Tuesday, July 17, 2012

Does a Corporation Really Protect its Shareholders Against Personal Liability?

Not always.  A recent Michigan Court of Appeals decision (New Properties vs. Lakes of the North Association) held that money owned by a corporation could be seized to satisfy the debts of its owners. 

In most cases, a corporation's assets cannot be seized to satisfy a judgment against its owners (and vice versa) because the corporation and its shareholders are considered to be separate parties.  However, in some cases a corporation's assets may be seized to satisfy the debts of its owners.  This is known as "piercing the corporate veil". 
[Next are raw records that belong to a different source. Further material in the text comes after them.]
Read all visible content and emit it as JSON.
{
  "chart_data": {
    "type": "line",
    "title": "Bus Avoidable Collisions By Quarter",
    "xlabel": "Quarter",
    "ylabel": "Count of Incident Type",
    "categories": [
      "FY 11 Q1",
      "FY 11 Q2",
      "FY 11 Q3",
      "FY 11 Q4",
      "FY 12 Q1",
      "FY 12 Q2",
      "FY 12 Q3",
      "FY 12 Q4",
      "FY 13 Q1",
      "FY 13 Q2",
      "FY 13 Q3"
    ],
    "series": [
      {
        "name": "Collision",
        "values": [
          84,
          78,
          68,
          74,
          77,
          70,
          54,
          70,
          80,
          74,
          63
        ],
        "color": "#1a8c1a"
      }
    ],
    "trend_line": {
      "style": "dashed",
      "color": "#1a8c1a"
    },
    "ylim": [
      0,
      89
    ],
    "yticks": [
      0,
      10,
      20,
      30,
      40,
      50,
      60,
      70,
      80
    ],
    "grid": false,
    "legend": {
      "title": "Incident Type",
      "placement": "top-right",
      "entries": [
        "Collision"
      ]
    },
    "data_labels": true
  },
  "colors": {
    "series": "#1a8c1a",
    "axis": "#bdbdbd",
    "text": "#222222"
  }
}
The Court in the New Properties case reviewed numerous factors which led to the conclusion that the corporation should not be treated separately from its owners:
  1. The owner never kept a minute book
  2. The owner did not treat corporation accounts separately
  3. Financial arrangements between the corporation and owner were not documented
  4. Shareholder or director meetings were not held by the owner
  5. No stock certificates were issued
  6. The company owned no property or capital
The bottom line is that the owner of the corporation did not treat the company as a separate entity, so the Court found no reason to do so either.  As a result, the plaintiffs were entitled to recover their judgment against a corporation that was even not a party to the case. 

The lesson learned for all business owners is to respect the formalities of corporate structure.  Otherwise, a corporation (or limited liability company) may not provide the protection from creditors that they expect.